Oh thank you so much sorry I didn't see this post and thank you @Papabravo for pointing it out!

Audioguru again

Joined Oct 21, 2019
1,304
Why do you think the Amazon module will produce an output of 9V-12V at 2A when it has No Detailed Spec's?
It says 18650 which is a little 3.7V cell that might be able to produce 2A. The module seems to have a mini 5V USB connector.
The ad says Charging and Discharge.

The USB might be an 5V input that feeds a single cell battery charger circuit. The ad says 9V and 5V but does not say 12V or the maximum output current which might be only (3.7V/9V) x 2A= 0.82A x 80%= 0.66A.
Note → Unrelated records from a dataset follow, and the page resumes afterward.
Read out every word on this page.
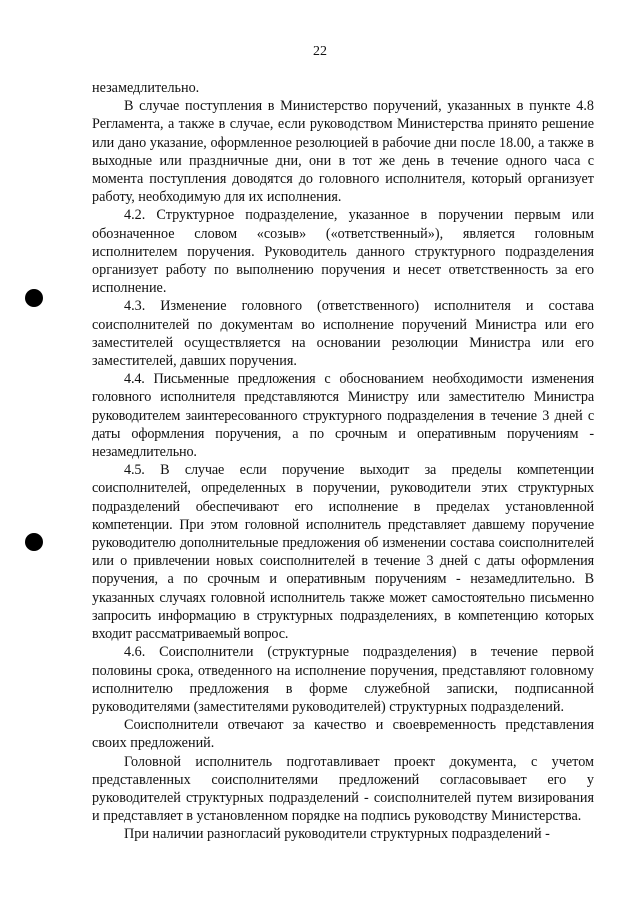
22

незамедлительно.

В случае поступления в Министерство поручений, указанных в пункте 4.8 Регламента, а также в случае, если руководством Министерства принято решение или дано указание, оформленное резолюцией в рабочие дни после 18.00, а также в выходные или праздничные дни, они в тот же день в течение одного часа с момента поступления доводятся до головного исполнителя, который организует работу, необходимую для их исполнения.

4.2. Структурное подразделение, указанное в поручении первым или обозначенное словом «созыв» («ответственный»), является головным исполнителем поручения. Руководитель данного структурного подразделения организует работу по выполнению поручения и несет ответственность за его исполнение.

4.3. Изменение головного (ответственного) исполнителя и состава соисполнителей по документам во исполнение поручений Министра или его заместителей осуществляется на основании резолюции Министра или его заместителей, давших поручения.

4.4. Письменные предложения с обоснованием необходимости изменения головного исполнителя представляются Министру или заместителю Министра руководителем заинтересованного структурного подразделения в течение 3 дней с даты оформления поручения, а по срочным и оперативным поручениям - незамедлительно.

4.5. В случае если поручение выходит за пределы компетенции соисполнителей, определенных в поручении, руководители этих структурных подразделений обеспечивают его исполнение в пределах установленной компетенции. При этом головной исполнитель представляет давшему поручение руководителю дополнительные предложения об изменении состава соисполнителей или о привлечении новых соисполнителей в течение 3 дней с даты оформления поручения, а по срочным и оперативным поручениям - незамедлительно. В указанных случаях головной исполнитель также может самостоятельно письменно запросить информацию в структурных подразделениях, в компетенцию которых входит рассматриваемый вопрос.

4.6. Соисполнители (структурные подразделения) в течение первой половины срока, отведенного на исполнение поручения, представляют головному исполнителю предложения в форме служебной записки, подписанной руководителями (заместителями руководителей) структурных подразделений.

Соисполнители отвечают за качество и своевременность представления своих предложений.

Головной исполнитель подготавливает проект документа, с учетом представленных соисполнителями предложений согласовывает его у руководителей структурных подразделений - соисполнителей путем визирования и представляет в установленном порядке на подпись руководству Министерства.

При наличии разногласий руководители структурных подразделений -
Amazon and their sellers know NOTHING about electronics.

joeyd999

Joined Jun 6, 2011
4,377
Oh thank you so much sorry I didn't see this post and thank you @Papabravo for pointing it out!
'sok. Most everyone ignores me here, anyway.

I'm gonna change my avatar to a wallflower.

Papabravo

Joined Feb 24, 2006
13,559
'sok. Most everyone ignores me here, anyway.
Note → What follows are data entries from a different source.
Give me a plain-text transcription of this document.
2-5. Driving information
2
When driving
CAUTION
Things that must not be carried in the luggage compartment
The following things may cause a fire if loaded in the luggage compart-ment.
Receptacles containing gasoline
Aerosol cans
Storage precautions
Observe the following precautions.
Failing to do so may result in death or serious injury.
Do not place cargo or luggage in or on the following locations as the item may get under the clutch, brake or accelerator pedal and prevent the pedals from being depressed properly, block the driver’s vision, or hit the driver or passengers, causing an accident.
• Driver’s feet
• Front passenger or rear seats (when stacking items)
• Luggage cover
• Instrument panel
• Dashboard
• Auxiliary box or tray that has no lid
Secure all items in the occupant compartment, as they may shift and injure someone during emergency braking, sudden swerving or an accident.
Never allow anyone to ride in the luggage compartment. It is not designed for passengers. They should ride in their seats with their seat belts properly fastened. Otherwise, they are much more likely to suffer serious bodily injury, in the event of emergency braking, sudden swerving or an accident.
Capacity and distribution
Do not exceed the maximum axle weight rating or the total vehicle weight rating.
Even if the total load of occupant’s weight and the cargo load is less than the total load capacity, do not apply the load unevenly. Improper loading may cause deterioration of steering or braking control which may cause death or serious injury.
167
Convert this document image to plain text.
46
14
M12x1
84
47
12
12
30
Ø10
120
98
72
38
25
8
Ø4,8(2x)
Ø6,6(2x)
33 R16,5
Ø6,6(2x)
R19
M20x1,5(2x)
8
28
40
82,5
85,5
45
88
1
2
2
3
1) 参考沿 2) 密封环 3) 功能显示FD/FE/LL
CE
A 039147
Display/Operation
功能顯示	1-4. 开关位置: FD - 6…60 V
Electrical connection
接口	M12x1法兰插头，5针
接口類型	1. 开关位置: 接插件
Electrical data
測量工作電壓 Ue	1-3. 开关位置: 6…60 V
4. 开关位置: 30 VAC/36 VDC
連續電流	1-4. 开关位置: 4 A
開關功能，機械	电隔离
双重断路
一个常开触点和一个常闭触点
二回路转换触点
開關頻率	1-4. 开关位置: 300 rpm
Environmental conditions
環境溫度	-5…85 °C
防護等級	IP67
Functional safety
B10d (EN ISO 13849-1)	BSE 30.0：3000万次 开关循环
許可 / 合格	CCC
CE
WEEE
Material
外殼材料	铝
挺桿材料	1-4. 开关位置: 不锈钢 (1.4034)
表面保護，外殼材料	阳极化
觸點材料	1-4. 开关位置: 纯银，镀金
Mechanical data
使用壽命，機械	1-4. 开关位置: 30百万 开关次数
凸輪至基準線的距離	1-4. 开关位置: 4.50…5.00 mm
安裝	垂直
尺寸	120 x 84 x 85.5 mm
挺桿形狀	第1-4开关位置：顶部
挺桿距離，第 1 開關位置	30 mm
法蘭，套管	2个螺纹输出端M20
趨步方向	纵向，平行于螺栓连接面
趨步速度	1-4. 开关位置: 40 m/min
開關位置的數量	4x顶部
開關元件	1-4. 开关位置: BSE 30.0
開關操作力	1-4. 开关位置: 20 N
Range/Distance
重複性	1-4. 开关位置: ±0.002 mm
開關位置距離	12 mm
I'm gonna change my avatar to a wallflower.
I guess a little rain must fall on us all.

Killerbee65

Joined May 15, 2017
214
Why do you think the Amazon module will produce an output of 9V-12V at 2A when it has No Detailed Spec's?
It says 18650 which is a little 3.7V cell that might be able to produce 2A. The module seems to have a mini 5V USB connector.
The ad says Charging and Discharge.

The USB might be an 5V input that feeds a single cell battery charger circuit. The ad says 9V and 5V but does not say 12V or the maximum output current which might be only (3.7V/9V) x 2A= 0.82A x 80%= 0.66A.
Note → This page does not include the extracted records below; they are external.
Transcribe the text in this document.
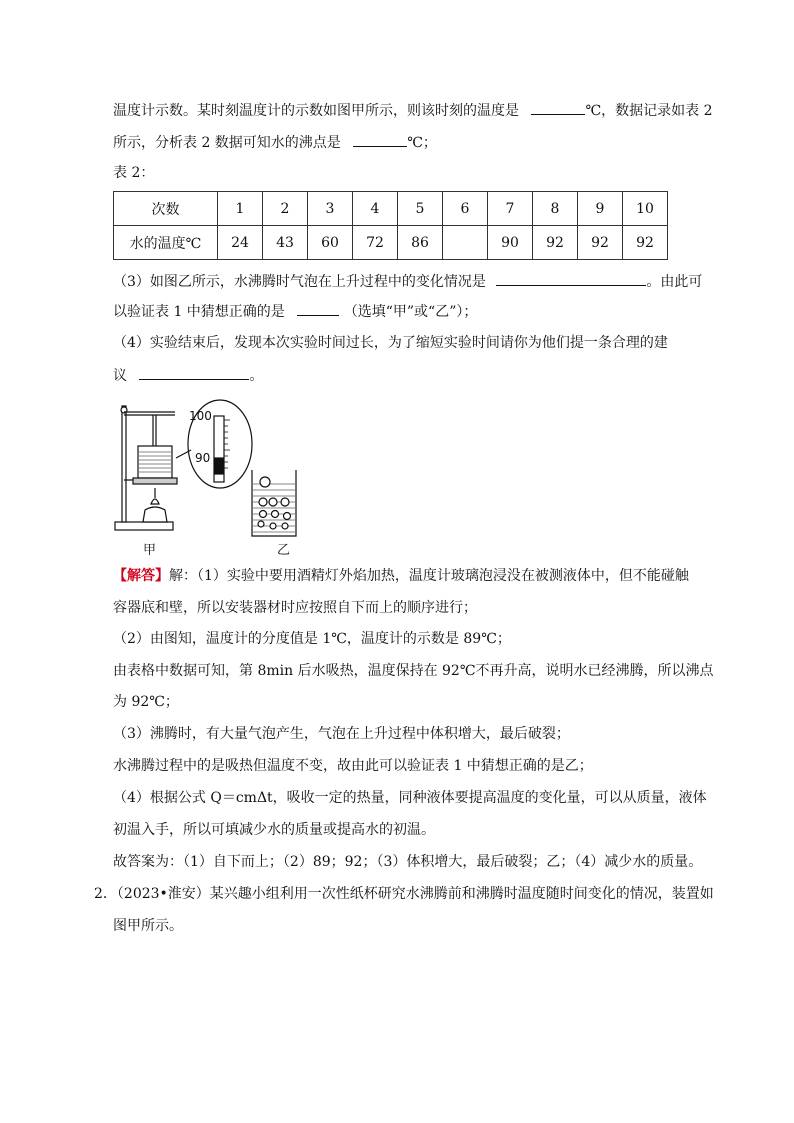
温度计示数。某时刻温度计的示数如图甲所示，则该时刻的温度是	℃，数据记录如表 2
所示，分析表 2 数据可知水的沸点是	℃；
表 2：
次数	1	2	3	4	5	6	7	8	9	10
水的温度℃	24	43	60	72	86		90	92	92	92
（3）如图乙所示，水沸腾时气泡在上升过程中的变化情况是	。由此可
以验证表 1 中猜想正确的是	（选填“甲”或“乙”）；
（4）实验结束后，发现本次实验时间过长，为了缩短实验时间请你为他们提一条合理的建
议	。
100
90
甲	乙
【解答】解：（1）实验中要用酒精灯外焰加热，温度计玻璃泡浸没在被测液体中，但不能碰触
容器底和壁，所以安装器材时应按照自下而上的顺序进行；
（2）由图知，温度计的分度值是 1℃，温度计的示数是 89℃；
由表格中数据可知，第 8min 后水吸热，温度保持在 92℃不再升高，说明水已经沸腾，所以沸点
为 92℃；
（3）沸腾时，有大量气泡产生，气泡在上升过程中体积增大，最后破裂；
水沸腾过程中的是吸热但温度不变，故由此可以验证表 1 中猜想正确的是乙；
（4）根据公式 Q＝cmΔt，吸收一定的热量，同种液体要提高温度的变化量，可以从质量，液体
初温入手，所以可填减少水的质量或提高水的初温。
故答案为：（1）自下而上；（2）89；92；（3）体积增大，最后破裂；乙；（4）减少水的质量。
2．（2023•淮安）某兴趣小组利用一次性纸杯研究水沸腾前和沸腾时温度随时间变化的情况，装置如
图甲所示。
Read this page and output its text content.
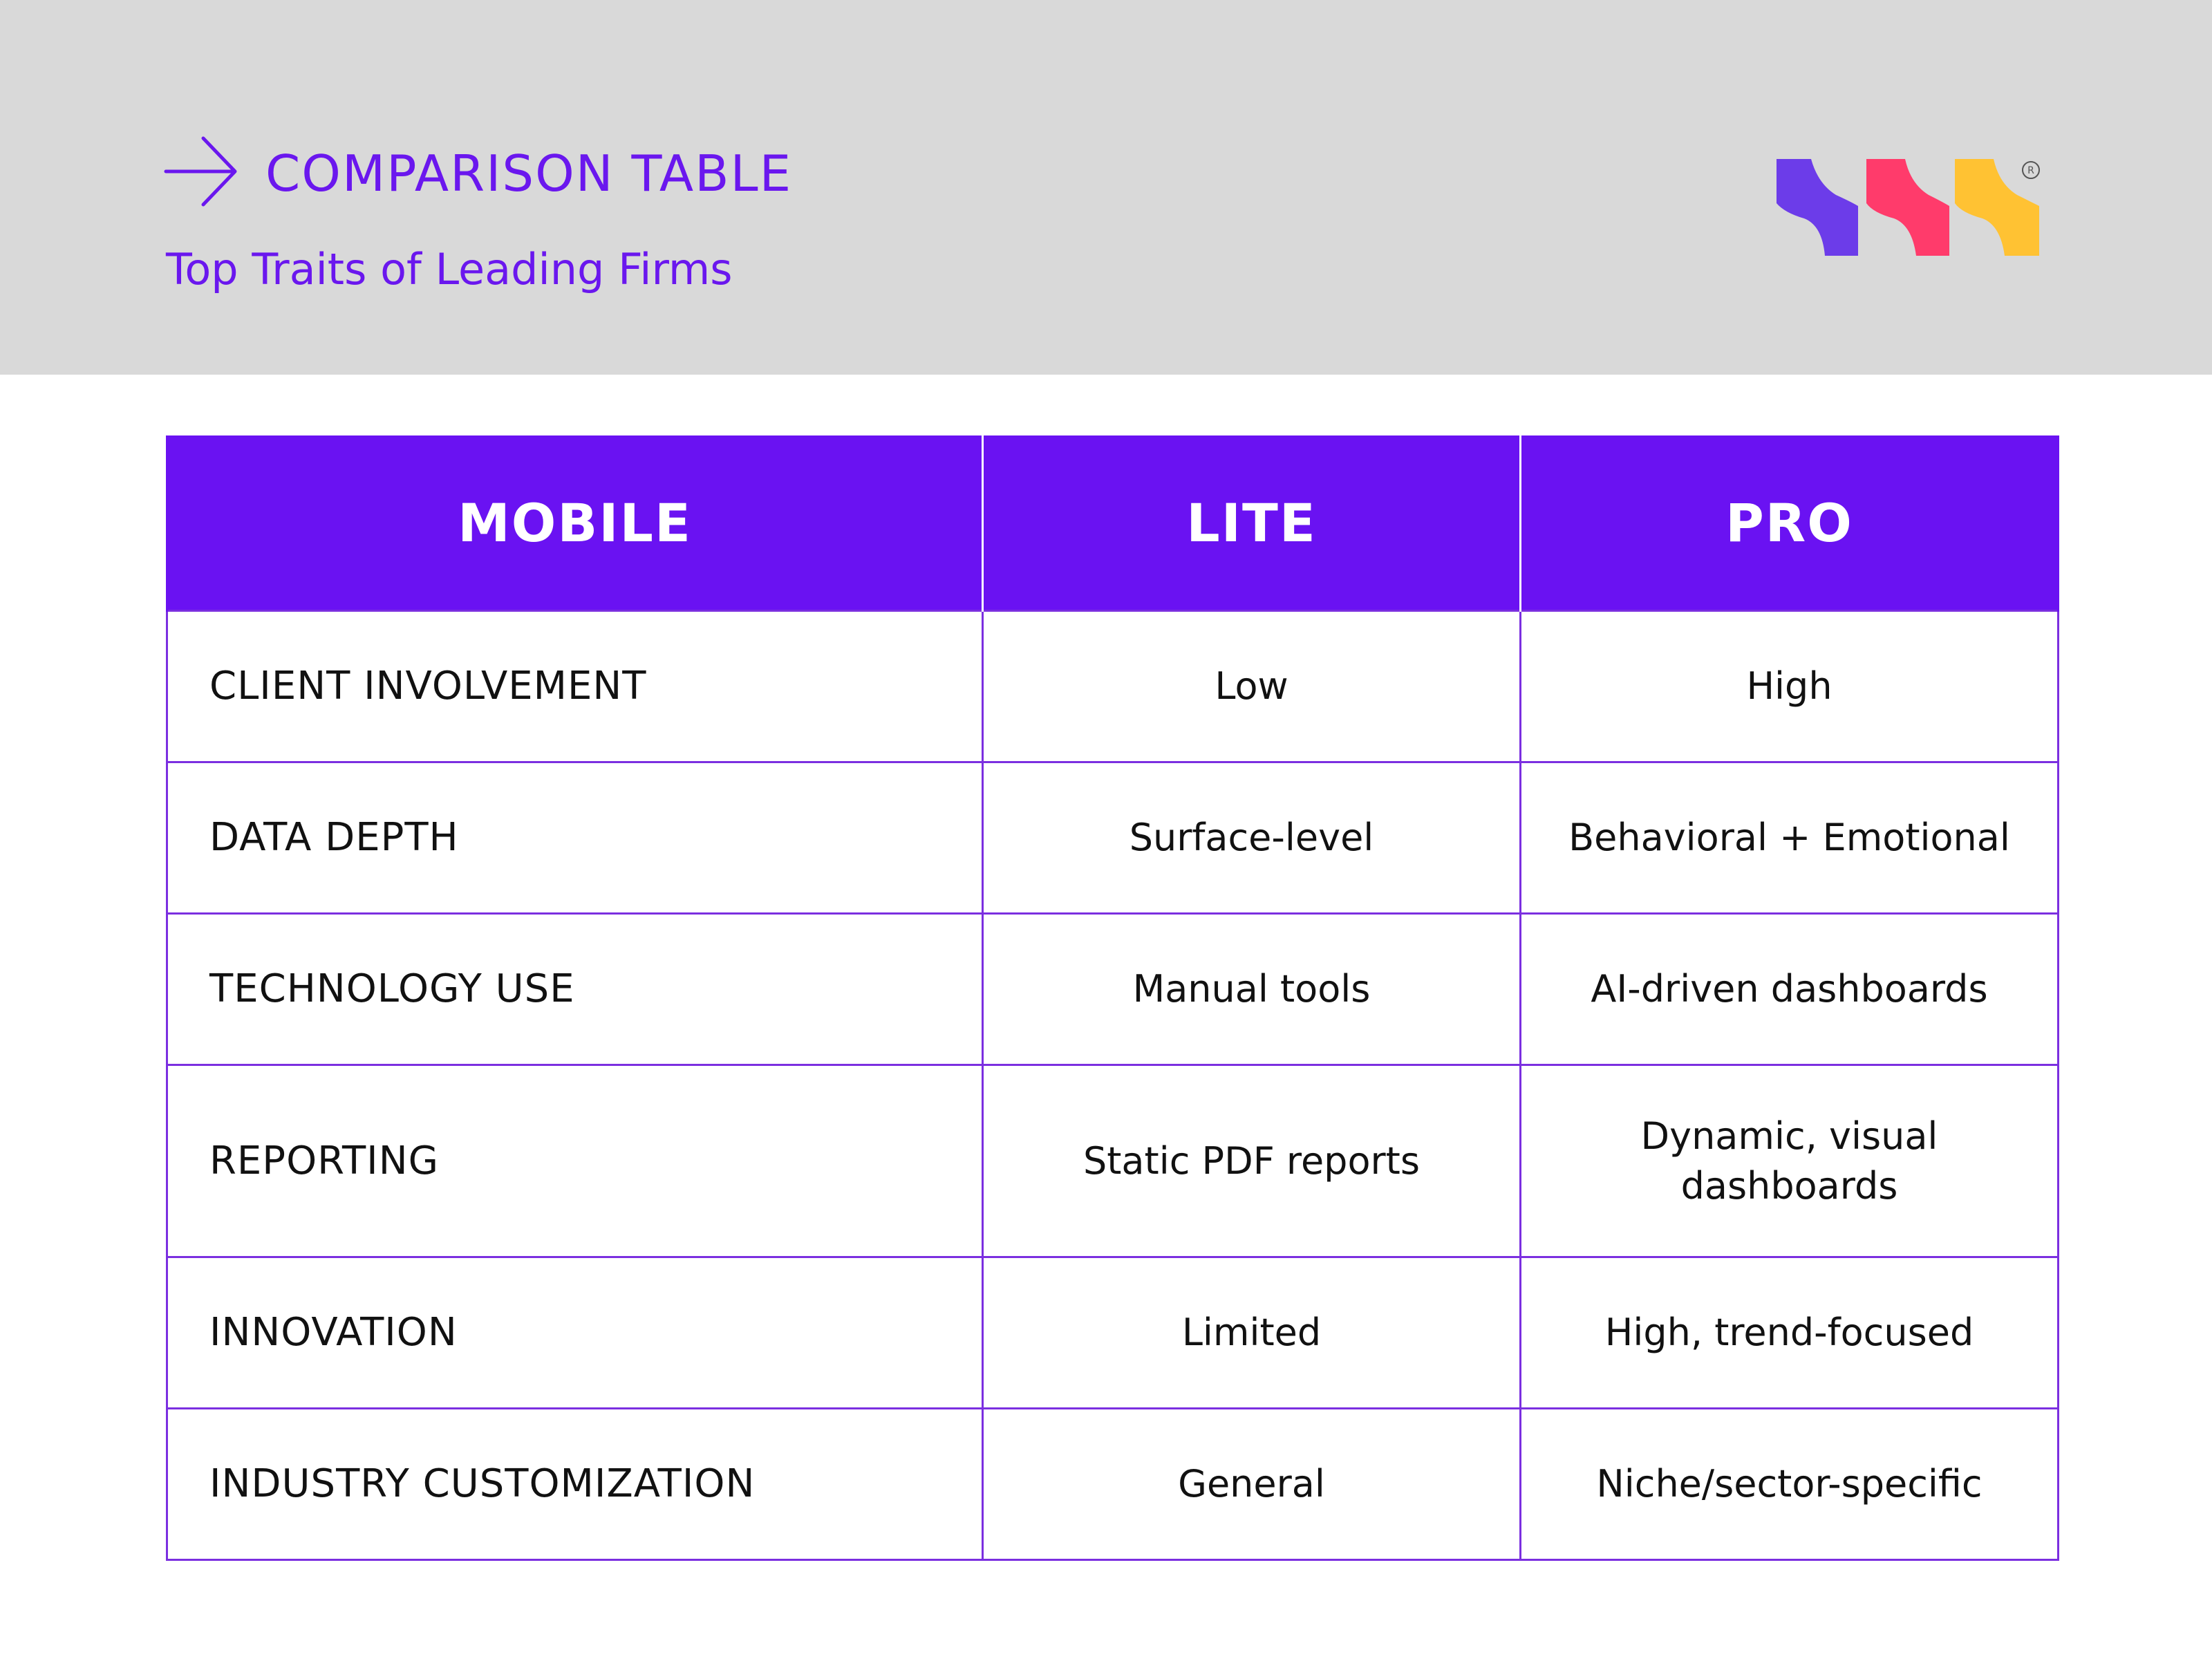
COMPARISON TABLE
Top Traits of Leading Firms
R
MOBILE	LITE	PRO
CLIENT INVOLVEMENT	Low	High
DATA DEPTH	Surface-level	Behavioral + Emotional
TECHNOLOGY USE	Manual tools	AI-driven dashboards
REPORTING	Static PDF reports	Dynamic, visual
dashboards

INNOVATION	Limited	High, trend-focused
INDUSTRY CUSTOMIZATION	General	Niche/sector-specific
Amazon and their sellers know NOTHING about electronics.
I second that! I used that device as mainly a reference so I dont sound like an idiot trying to describe what it was that I was looking for but seeing how that specific device was the only one i could really find (in my understanding) it was the one I chose to show off. If there is a better or alternate device/ method I could use please let me know!

Audioguru again

Joined Oct 21, 2019
1,304
If you need 12V then why not use a 3 cells Li-PO battery and charger for it from a hobby store that sells RC cars, airplanes and helicopters? It will be 12.6V at full charge and little ones or huge ones are available.

Killerbee65

Joined May 15, 2017
214
Ok so I did the math, thank you again for supplying the equation, and found that if I want 9v from 4.4v with 10000mAh then theoretically I should have about 4500mAh at 9v as my output using a 94% efficiency rating. Now the question is what device can do this for me? How can I make it myself? Can a device even do this for me in the first place?

Killerbee65

Joined May 15, 2017
214
If you need 12V then why not use a 3 cells Li-PO battery and charger for it from a hobby store that sells RC cars, airplanes and helicopters? It will be 12.6V at full charge and little ones or huge ones are available.
I realistically only really need 9v, that being said I have looked at those kind of batteries but the problem arises when I need to charge the battery. It has to be charged through a micro usb (part of the challenge) and the batteries I have come across use a special kind of charger, using a device like the dc to dc converter with the micro usb saves me time, money, and patience.

Audioguru again

Joined Oct 21, 2019
1,304
An ordinary "3.7V" Li-PO cell is 4.2V when fully charged, never 4.4V. It is destroyed if it is discharged below about 3.0V so a circuit must sense the voltage and disconnect it when the voltage gets low.
As the battery voltage runs down its current rises and its charge is drained faster.
The huge battery cell will take a long time to charge.